前回のコラムで少し触れたが、アルス・エレクトロニカにはフューチャーラボという研究機関がある。展示と教育をカバーするミュージアム部門、賞と祭典を取り扱うフェスティバル部門、そして研究開発を担うフューチャーラボという3つのフレームでアルス・エレクトロニカという組織は構成されている。このラボは展示技術の開発や外部組織との共同研究を実施しており、クライアントには日本企業も多い。ちょうど先日、フューチャーラボの友人2人が来日したので、横浜中華街で食事をした。ラボに関するコラムを書いているので、フューチャーラボの研究目的を教えて欲しいとお願いしたところ、帰ってきた答えは「人々のマインドセットを変えること」だった。彼らにとって重要なのは、収益を上げることでもなく、論文を執筆してビジョンを後世に伝えることでもなく、特許を出願することでもない。世界中の人々のマインドセットを変え、社会を良い方向にシェイプすることだという。恐らくこのビジョンはフューチャーラボのみならず、アルス・エレクトロニカの組織全体で共有されたものであり、フェスティバルの受賞作の選考にも良い影響を与えていると思う。

二次的創作と社会進化

スウェーデン・アカデミーとアルス・エレクトロニカのもう一つの共通点は権威ある組織であることだ。賞を授与できる立場だからこそ、人々のマインドセットを変えることができる。世の中を見回してみると、残念ながら権威と実験マインドの双方を具備した組織は稀である。大方は権威により価値を固着せしめ、世の中を停滞させているように思えてならない。

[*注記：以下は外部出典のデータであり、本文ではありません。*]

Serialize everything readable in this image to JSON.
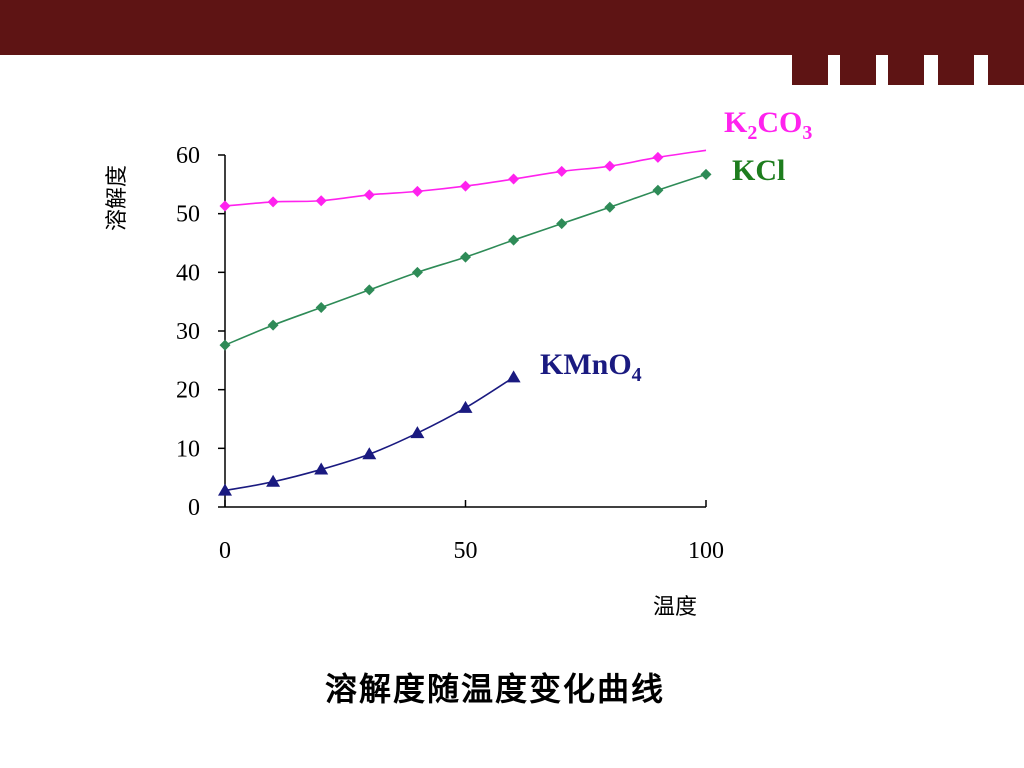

革新的な研究成果や芸術作品の創出を一次的な創作とすれば、それらへの賞の授与は二次的な創作と言えるだろう(二次的創作については外山滋比古『思考の整理学』を参照されたい)。どのような枠組みとして取り上げるか、どのような解釈を与えるかによって、人々の認識は変化する。そして、人々の認識を変えることは、世の中を変えるということに他ならない。二次的創作を通して社会をシェイプする、そのようなラボドリブンな方法は今後もっと増えていくだろう。

ボブ・ディランと赤松さんの受賞から、スウェーデン・アカデミーとアルス・エレクトロニカに通底する実験マインドを勝手に推察してみた訳だが、もちろん選考にまつわる本当のところは関係者のみが知るところであり、以上は筆者の僅かな経験と浅薄な知識に基づく身勝手な想像でしかない。

文学も音楽も素人当然である筆者がノーベル文学賞について意見を述べるのは分不相応であることは承知の上なのだが、一方で、科学と芸術の双方の世界で仕事をしている一身分としての私見も全く無意味というほどでもないだろうと考え、拙い文章をまたも執筆してしまった旨、ご容赦いただければ幸いである。